Differential Proximity Probing of Two DNA Binding Sites in the Escherichia coli RecA Protein Using Photo-Cross-Linking Methods

Abstract

The DNA strand-exchange reaction catalyzed by the Escherichia coli RecA protein occurs between the two DNA binding sites that are functionally distinct. Site I is the site to which a DNA molecule (normally single-stranded DNA) binds first; this first binding makes site II available for additional DNA-binding (normally double-stranded DNA). Photo-cross-linking was employed to identify the amino acid residues located close to the bound DNA molecule(s). A ssDNA oligo containing multiple 5-iodo-uracil residues (IdU) was cross-linked to RecA by irradiation with a XeCl pulse laser (308 nm), and the cross-linked peptides were purified and sequenced.
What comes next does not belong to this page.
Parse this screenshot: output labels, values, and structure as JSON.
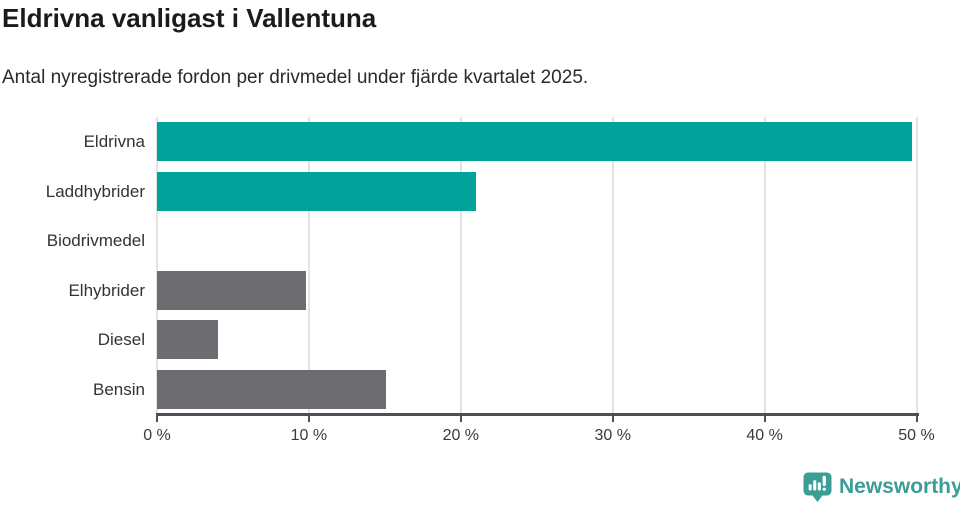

To differentiate the two DNA binding sites, we used two protocols for making RecA−ssDNA complexes: (1) IdU-containing oligo was mixed with a stoichiometric excess of RecA, a condition which favors the binding of the oligo to site I, and (2) RecA was first allowed to bind to a nonphotoreactive oligo and then chased with the IdU-containing oligo, a condition which favors the binding of the IdU-oligo to site II. We observed that when RecA was in excess (site I probing), cross-linking occurred to Met-164 which is located in the disordered loop 1 of the RecA crystal structure [Story, R. M., Weber, I. T., & Steitz, T. A. (1992) Nature355, 318−325]. When site II was probed, the majority of cross-linking occurred to Met-202 or Phe-203, located in loop 2. These results support the idea that, as predicted by Story and co-workers (1992), the disordered loops are involved in DNA binding. The results also suggest that the two sites are not only functionally but also physically distinct.